Reading Online Novel

Cities of the Plain(79)



John Grady walked out from the side of the car. A match flared and Eduardo’s face leaned in the flame with one of his little cigarillos in his teeth. The dying match arced out into the alley.

The suitor, he said.

He stepped forward into the light and leaned on the iron railing. He smoked and looked out at the night. He looked down at the boy.

You could have just knocked at my door.

John Grady had taken the slicker from the hood of the car and he stood in the alley with it folded under his arm. Eduardo smoked.

You have come to pay me the money you owe me, I suppose.

I come to kill you.

The pimp drew slowly on the cigarillo. He tilted his head slightly and blew the smoke upward in a thin stream from his thin lips.

I dont think so, he said.

He turned and slowly descended the three steps into the alley. John Grady moved out to the left and stood waiting.

I think you do not even know why you are here, Eduardo said. Which is very sad. Perhaps I can teach you. Perhaps there is still time to learn. He drew again on the cigarillo and then dropped it and twisted it out with his boot.

John Grady never even saw him reach for the knife. Perhaps he’d palmed it in his hand the while. There was a sharp little click and a wink of light off the blade. And then the wink again. As if he were turning it in his hand. John Grady drew his knife from the top of his boot and wrapped the slicker around his right forearm and caught the loose end in his fist. Eduardo walked out into the alley so as to have the light behind him. He stepped carefully to avoid the pools of rainwater. His pale silk shirt rippled in the light. He turned and looked at the boy.

Change your mind, he said. Go back. Choose life. You are young.

I come to kill you or be killed.

Ah, said Eduardo.

I didnt come to talk.

It is only a formality. Because of your youth.

You dont need to worry about my youth.

The pimp stood in the alleyway. His shirt open at the neck. His sleek oiled head blue in the light. Holding the thin switchblade knife loosely in one hand. I wanted you to know that I was still willing to forgive you, he said.

He had come forward by steps almost imperceptible. He stood. His head slightly cocked to one side. Waiting.

I will give you every advantage. Perhaps you have not been in so many fights. I think you will find that often in a fight the last one to speak is the loser.

He put two fingers to his lips to caution silence. Then he cupped his hand and gestured the boy forward. Come, he said. We must make a beginning. It is like a first kiss.

He did. He stepped forward and feinted and passed the knife sideways at the pimp and stepped back. Eduardo arched his back like a cat and held his elbows up that the blade pass beneath them. His shadow on the wall of the warehouse looked like some dark conductor raising his baton to commence. He smiled and circled. His sleek head shone. When he moved in it was very low and from left to right and the knife passed before him three times too fast to follow and almost too fast to see. John Grady fended the blade away with his wrapped right arm and stumbled back and recovered but Eduardo was circling again, smiling.

You think we have not seen your kind before? I have seen your kind before. Many and many. You think I dont know America? I know America. How old do you think I am?

He stopped and crouched and feinted and moved on, circling. I am forty years old, he said. An old man, no? Deserving respect, no? Not this fighting in alleys with knives.

He moved in again and when he stepped back his arm was cut just below the elbow and the yellow silk shirt was dark with blood. He seemed not to notice.

Not this fighting with suitors. With farmboys. Of whom there can be no end.

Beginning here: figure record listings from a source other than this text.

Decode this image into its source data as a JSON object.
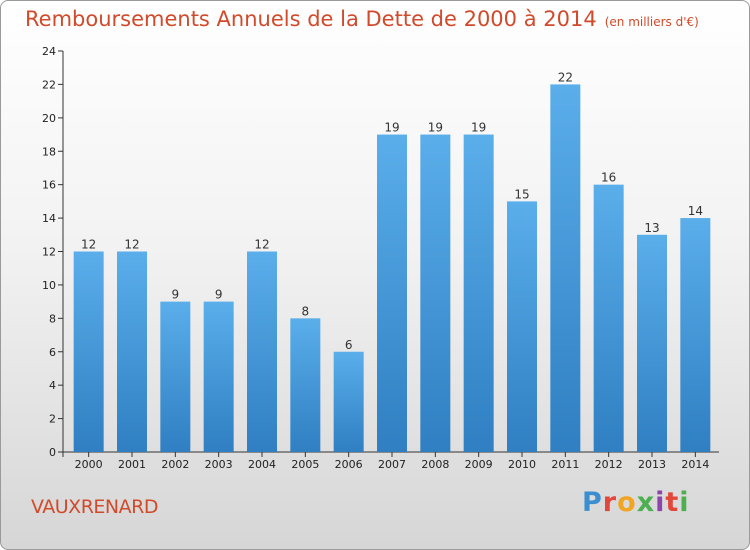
{
  "header": {
    "title": "Remboursements Annuels de la Dette de 2000 à 2014",
    "subtitle": "(en milliers d'€)"
  },
  "footer": {
    "commune": "VAUXRENARD",
    "logo": "Proxiti"
  },
  "colors": {
    "bar_light": "#5aaeea",
    "bar_dark": "#2f7fc2",
    "title": "#d14a2a"
  },
  "chart_data": {
    "type": "bar",
    "title": "Remboursements Annuels de la Dette de 2000 à 2014",
    "subtitle": "(en milliers d'€)",
    "xlabel": "",
    "ylabel": "",
    "categories": [
      "2000",
      "2001",
      "2002",
      "2003",
      "2004",
      "2005",
      "2006",
      "2007",
      "2008",
      "2009",
      "2010",
      "2011",
      "2012",
      "2013",
      "2014"
    ],
    "values": [
      12,
      12,
      9,
      9,
      12,
      8,
      6,
      19,
      19,
      19,
      15,
      22,
      16,
      13,
      14
    ],
    "ylim": [
      0,
      24
    ],
    "yticks": [
      0,
      2,
      4,
      6,
      8,
      10,
      12,
      14,
      16,
      18,
      20,
      22,
      24
    ],
    "grid": false,
    "data_labels": true
  }
}
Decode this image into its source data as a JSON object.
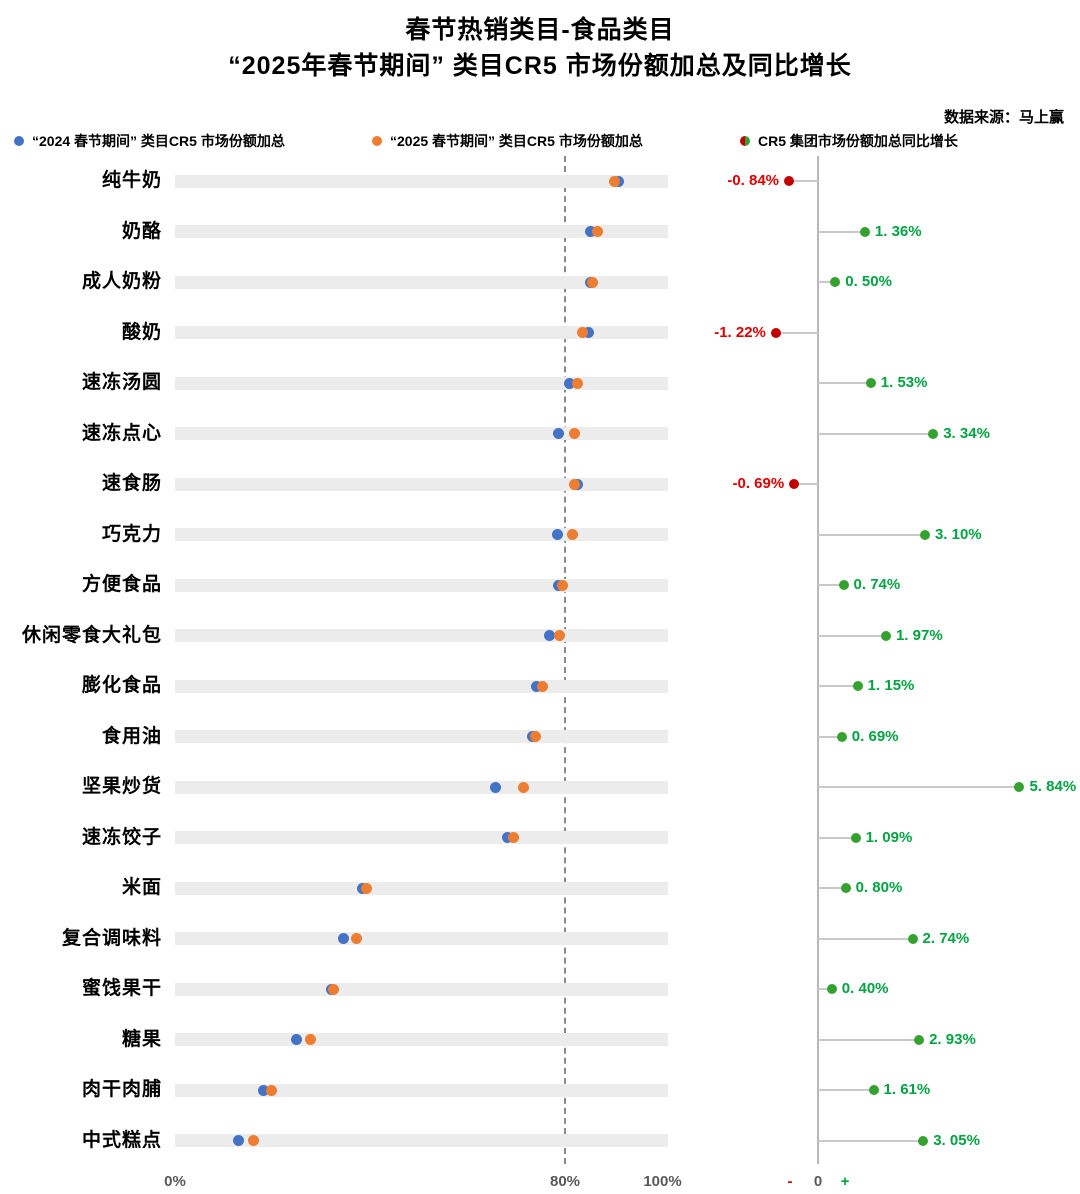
{
  "header": {
    "title_line1": "春节热销类目-食品类目",
    "title_line2": "“2025年春节期间” 类目CR5 市场份额加总及同比增长",
    "source": "数据来源：马上赢"
  },
  "legend": {
    "s2024": "“2024 春节期间” 类目CR5 市场份额加总",
    "s2025": "“2025 春节期间” 类目CR5 市场份额加总",
    "growth": "CR5 集团市场份额加总同比增长"
  },
  "colors": {
    "blue": "#4472C4",
    "orange": "#ED7D31",
    "green_dot": "#35A12F",
    "green_text": "#00A440",
    "red_dot": "#C00000",
    "red_text": "#E00000",
    "track": "#ececec",
    "stem": "#c9c9c9"
  },
  "chart_data": {
    "type": "dumbbell+lollipop",
    "title": "春节热销类目-食品类目 “2025年春节期间” 类目CR5 市场份额加总及同比增长",
    "categories": [
      "纯牛奶",
      "奶酪",
      "成人奶粉",
      "酸奶",
      "速冻汤圆",
      "速冻点心",
      "速食肠",
      "巧克力",
      "方便食品",
      "休闲零食大礼包",
      "膨化食品",
      "食用油",
      "坚果炒货",
      "速冻饺子",
      "米面",
      "复合调味料",
      "蜜饯果干",
      "糖果",
      "肉干肉脯",
      "中式糕点"
    ],
    "series": [
      {
        "name": "“2024 春节期间” 类目CR5 市场份额加总",
        "unit": "%",
        "values": [
          91.0,
          85.3,
          85.2,
          84.9,
          81.0,
          78.6,
          82.6,
          78.5,
          78.7,
          76.8,
          74.2,
          73.3,
          65.7,
          68.3,
          38.5,
          34.5,
          32.2,
          24.9,
          18.2,
          13.0
        ]
      },
      {
        "name": "“2025 春节期间” 类目CR5 市场份额加总",
        "unit": "%",
        "values": [
          90.16,
          86.66,
          85.7,
          83.68,
          82.53,
          81.94,
          81.91,
          81.6,
          79.44,
          78.77,
          75.35,
          73.99,
          71.54,
          69.39,
          39.3,
          37.24,
          32.6,
          27.83,
          19.81,
          16.05
        ]
      }
    ],
    "growth": {
      "name": "CR5 集团市场份额加总同比增长",
      "values": [
        -0.84,
        1.36,
        0.5,
        -1.22,
        1.53,
        3.34,
        -0.69,
        3.1,
        0.74,
        1.97,
        1.15,
        0.69,
        5.84,
        1.09,
        0.8,
        2.74,
        0.4,
        2.93,
        1.61,
        3.05
      ],
      "labels": [
        "-0. 84%",
        "1. 36%",
        "0. 50%",
        "-1. 22%",
        "1. 53%",
        "3. 34%",
        "-0. 69%",
        "3. 10%",
        "0. 74%",
        "1. 97%",
        "1. 15%",
        "0. 69%",
        "5. 84%",
        "1. 09%",
        "0. 80%",
        "2. 74%",
        "0. 40%",
        "2. 93%",
        "1. 61%",
        "3. 05%"
      ]
    },
    "left_axis": {
      "ticks": [
        "0%",
        "80%",
        "100%"
      ],
      "tick_values": [
        0,
        80,
        100
      ],
      "dashed_value": 80,
      "range": [
        0,
        100
      ]
    },
    "right_axis": {
      "minus": "-",
      "zero": "0",
      "plus": "+",
      "range": [
        -2,
        6
      ]
    },
    "legend_position": "top",
    "grid": false
  }
}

He stopped in his tracks and turned and started back the other way. He looked like an actor pacing a stage. At times he hardly seemed to notice the boy.

They drift down out of your leprous paradise seeking a thing now extinct among them. A thing for which perhaps they no longer even have a name. Being farmboys of course the first place they think to look is in a whorehouse.

The blood dripped from his sleeve. The slow dark gouts vanished in the dark sand underfoot. He swung the knife back and forth before him on his slow clockwise walk. Like a man hacking randomly at weeds.

By now of course longing has clouded their minds. Such minds as they may possess. The simplest truths are obscured. They cannot seem to see that the most elementary fact concerning whores—

He was suddenly very low before John Grady. Almost kneeling. Almost like a supplicant. The boy could not say how he got there but when he stepped away and commenced his circling again the boy’s thigh was laid open in a deep gash and the warm blood was running down his leg.

Is that they are whores, said Eduardo.

He crouched and feinted and circled again. Then he stepped in and with the knife backhand made another cut no more than an inch above the first.